Advantages of this are that you never store the user's password on the server, the password is never passed in the clear, the password hash is only passed in the clear on account creation (though there may be ways around this), and it should be safe from replay attacks as the login_token is removed from the DB on use.

Solution 2:

That's a whole lot of questions in one, I guess quite a few people didn't manage to read all the way to the end :)

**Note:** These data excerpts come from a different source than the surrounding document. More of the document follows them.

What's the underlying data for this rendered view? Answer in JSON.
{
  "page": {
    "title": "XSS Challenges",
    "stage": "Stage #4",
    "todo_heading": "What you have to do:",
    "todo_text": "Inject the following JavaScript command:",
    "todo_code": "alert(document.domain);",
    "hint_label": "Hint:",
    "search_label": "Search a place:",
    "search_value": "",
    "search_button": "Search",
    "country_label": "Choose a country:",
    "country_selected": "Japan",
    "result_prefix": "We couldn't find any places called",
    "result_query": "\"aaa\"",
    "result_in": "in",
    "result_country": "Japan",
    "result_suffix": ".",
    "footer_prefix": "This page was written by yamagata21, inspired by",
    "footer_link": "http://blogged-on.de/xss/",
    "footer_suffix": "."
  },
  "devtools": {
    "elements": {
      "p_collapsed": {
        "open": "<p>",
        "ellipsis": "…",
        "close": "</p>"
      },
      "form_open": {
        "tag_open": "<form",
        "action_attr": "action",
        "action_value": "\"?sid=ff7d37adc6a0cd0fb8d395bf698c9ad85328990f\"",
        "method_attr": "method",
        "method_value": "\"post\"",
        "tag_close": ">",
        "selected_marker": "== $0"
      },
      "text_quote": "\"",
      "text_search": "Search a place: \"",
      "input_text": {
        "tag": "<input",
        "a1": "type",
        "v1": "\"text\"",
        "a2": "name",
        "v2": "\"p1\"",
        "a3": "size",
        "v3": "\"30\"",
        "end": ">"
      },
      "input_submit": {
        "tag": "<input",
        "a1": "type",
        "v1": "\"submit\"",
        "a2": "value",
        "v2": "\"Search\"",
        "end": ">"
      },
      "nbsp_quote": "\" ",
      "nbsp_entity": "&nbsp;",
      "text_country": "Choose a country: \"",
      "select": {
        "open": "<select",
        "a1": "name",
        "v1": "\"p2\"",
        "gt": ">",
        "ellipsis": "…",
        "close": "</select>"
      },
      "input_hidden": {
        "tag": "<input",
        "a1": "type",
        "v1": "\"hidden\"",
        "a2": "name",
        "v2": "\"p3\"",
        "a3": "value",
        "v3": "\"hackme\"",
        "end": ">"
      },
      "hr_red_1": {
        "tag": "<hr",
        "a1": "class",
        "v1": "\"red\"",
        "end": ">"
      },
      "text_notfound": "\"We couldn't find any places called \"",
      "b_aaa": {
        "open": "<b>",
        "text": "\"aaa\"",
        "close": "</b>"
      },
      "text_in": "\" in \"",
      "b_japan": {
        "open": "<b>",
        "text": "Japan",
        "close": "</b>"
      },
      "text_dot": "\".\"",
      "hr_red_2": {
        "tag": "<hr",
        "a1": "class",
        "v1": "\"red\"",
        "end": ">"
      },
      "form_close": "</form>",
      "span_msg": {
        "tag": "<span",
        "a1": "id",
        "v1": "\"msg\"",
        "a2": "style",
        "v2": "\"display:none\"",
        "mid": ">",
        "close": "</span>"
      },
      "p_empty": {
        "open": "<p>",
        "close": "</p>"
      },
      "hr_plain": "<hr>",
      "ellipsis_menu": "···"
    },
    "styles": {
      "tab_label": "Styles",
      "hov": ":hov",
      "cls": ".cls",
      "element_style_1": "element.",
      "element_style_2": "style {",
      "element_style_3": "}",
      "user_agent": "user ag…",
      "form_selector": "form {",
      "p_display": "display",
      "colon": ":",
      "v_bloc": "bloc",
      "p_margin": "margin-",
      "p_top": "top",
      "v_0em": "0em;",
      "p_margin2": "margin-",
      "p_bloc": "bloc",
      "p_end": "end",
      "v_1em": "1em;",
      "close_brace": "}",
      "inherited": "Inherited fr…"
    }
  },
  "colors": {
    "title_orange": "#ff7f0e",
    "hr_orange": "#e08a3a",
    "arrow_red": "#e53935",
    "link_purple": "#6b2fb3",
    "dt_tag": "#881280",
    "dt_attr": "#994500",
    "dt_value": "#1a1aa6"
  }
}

My experience of web service authentication is that people usually overengineer it, and the problems are only the same as you would encounter on a web page. Possible very simple options would include https for the login step, return a token, require it to be included with future requests. You could also use http basic authentication, and just pass stuff in the header. For added security, rotate/expire the tokens frequently, check the requests are coming from the same IP block (this could get messy though as mobile users move between cells), combine with API key or similar. Alternatively, do the "request key" step of oauth (someone suggested this in a previous answer already and it's a good idea) before authenticating the user, and use that as a required key to generate the access token.

An alternative which I haven't used yet but I've heard a lot about as a device-friendly alternative to oAuth is xAuth. Have a look at it and if you use it then I'd be really interested to hear what your impressions are.

For hashing, sha1 is a bit better but don't get hung up about it - whatever the devices can easily (and quickly in a performance sense) implement is probably fine.